Alternative Architecture Comparison

OptionStackProsCons
Option 1 (Recommended)Cilium CNI + Cilium Gateway API + llm-dFewest components, Hubble unified observability, single vendorCilium Gateway API may have fewer L7 features than Envoy Gateway
Option 2Cilium CNI + Envoy Gateway + llm-dCNCF standard, rich L7 featuresAdditional component (Envoy Gateway) to manage
Option 3Cilium CNI + kgateway + llm-dkgateway's AI routing featuresMost components, license verification needed
Option 4 (Future)Cilium CNI + Gateway API Inference ExtensionSingle Gateway for all traffic, standardized InferenceModel/InferencePool CRDsStill in alpha (beta expected Q3 2025)

Gateway API Inference Extension (Future Direction)

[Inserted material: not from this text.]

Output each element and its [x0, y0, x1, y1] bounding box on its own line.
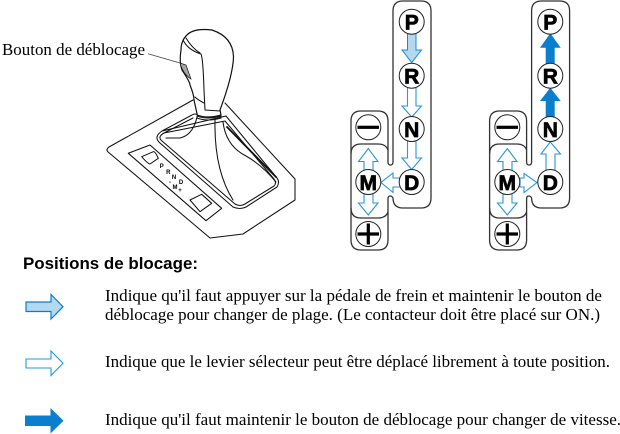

The Gateway API Inference Extension adds AI/ML inference-specific resources to Gateway API. Once GA, a single general-purpose Gateway API implementation can handle both regular traffic and AI inference traffic.

Key CRDs:

# InferenceModel: Define AI model endpoint
apiVersion: inference.gateway.networking.k8s.io/v1alpha1
kind: InferenceModel
metadata:
  name: llama-3-70b
spec:
  modelName: meta-llama/Llama-3-70B-Instruct
  poolRef:
    name: gpu-pool
  criticality: Critical

---
# InferencePool: Define GPU backend pool
apiVersion: inference.gateway.networking.k8s.io/v1alpha1
kind: InferencePool
metadata:
  name: gpu-pool
spec:
  targetPortNumber: 8000
  selector:
    matchLabels:
      app: vllm

Current Status (2025):

  • InferenceModel, InferencePool CRDs: v1alpha1
  • Implementations: Experimental support in llm-d, Envoy Gateway, kgateway
  • Expected GA: First half of 2026
Recommended Current Strategy

Until Gateway API Inference Extension reaches GA, adopt Option 1 (Cilium + Cilium Gateway API + llm-d), then incrementally migrate llm-d to an Inference Extension-based configuration once the standard stabilizes.